# venustus growth rate



## fishwolfe (Mar 27, 2005)

are these guys slow growers?i got a venustus and a polystigma at the same time and size about 2".both in the 180g both eat really well,but the polystigma is noticeably gaining in size but the venustus seems the same.is this a fair comparison?


----------



## remarkosmoc (Oct 19, 2005)

My venstus grew from about 2" to 6" in 9 months or so.


----------



## fishwolfe (Mar 27, 2005)

thanks tannable.i guess waiting is the hard part.


----------



## Dewdrop (Nov 20, 2007)

I think my C.borleyi is growing alot faster than my venustus.


----------



## KMNL (Sep 4, 2008)

My venustus' got big quick so I don't think the type alone is slow at growing in size.


----------



## smidey (Mar 15, 2007)

my red zebras out grow all the other fish every time. i have no idea why but they do.


----------



## noki (Jun 13, 2003)

smidey said:


> my red zebras out grow all the other fish every time. i have no idea why but they do.

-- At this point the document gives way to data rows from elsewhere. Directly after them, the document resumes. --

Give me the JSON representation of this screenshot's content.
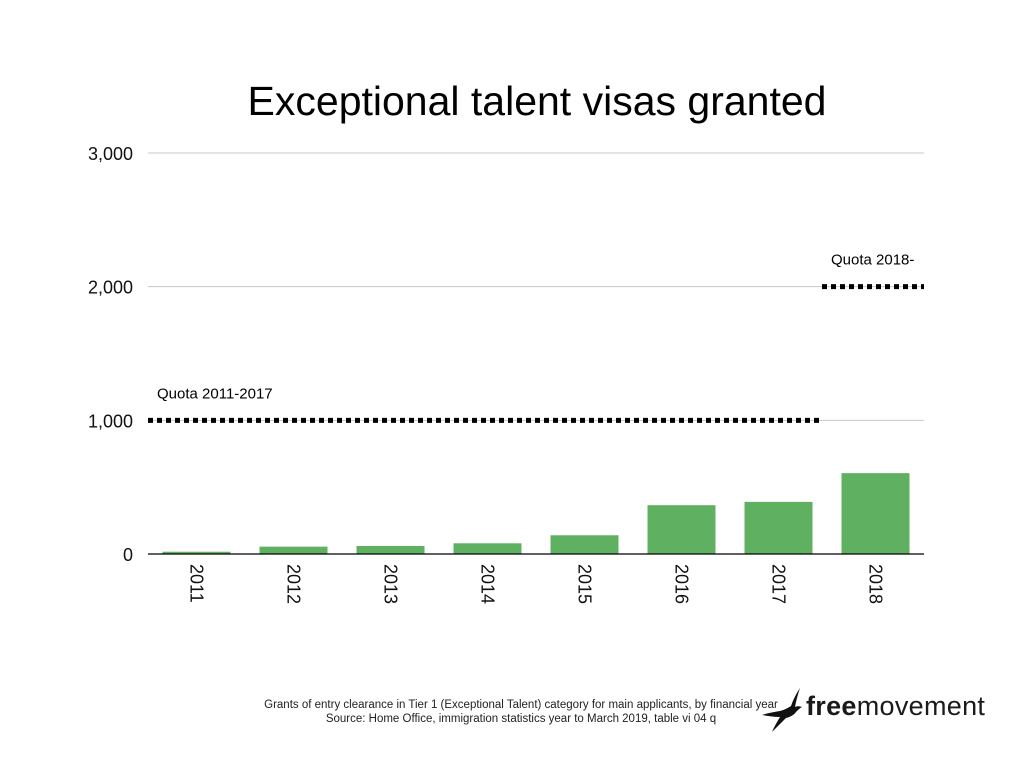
{
  "chart_data": {
    "type": "bar",
    "title": "Exceptional talent visas granted",
    "categories": [
      "2011",
      "2012",
      "2013",
      "2014",
      "2015",
      "2016",
      "2017",
      "2018"
    ],
    "series": [
      {
        "values": [
          17,
          55,
          60,
          80,
          140,
          365,
          390,
          605
        ],
        "color": "#5fb060"
      }
    ],
    "ylim": [
      0,
      3000
    ],
    "yticks": [
      0,
      1000,
      2000,
      3000
    ],
    "ytick_labels": [
      "0",
      "1,000",
      "2,000",
      "3,000"
    ],
    "grid": true,
    "reference_lines": [
      {
        "label": "Quota 2011-2017",
        "value": 1000,
        "from": "2011",
        "to": "2017"
      },
      {
        "label": "Quota 2018-",
        "value": 2000,
        "from": "2018",
        "to": "2018"
      }
    ],
    "bar_color": "#5fb060"
  },
  "footnote": {
    "line1": "Grants of entry clearance in Tier 1 (Exceptional Talent) category for main applicants, by financial year",
    "line2": "Source: Home Office, immigration statistics year to March 2019, table vi 04 q"
  },
  "logo": {
    "bold": "free",
    "regular": "movement",
    "icon": "bird-icon"
  }
}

Probably cause they are the dominant fish


----------



## smidey (Mar 15, 2007)

noki said:


> smidey said:
> 
> 
> > my red zebras out grow all the other fish every time. i have no idea why but they do.
> ...


they werent at all, they went into a grow out tank with baenschi, fryeri & buffollo heads a month younger than the others & easily won the race to 2".


----------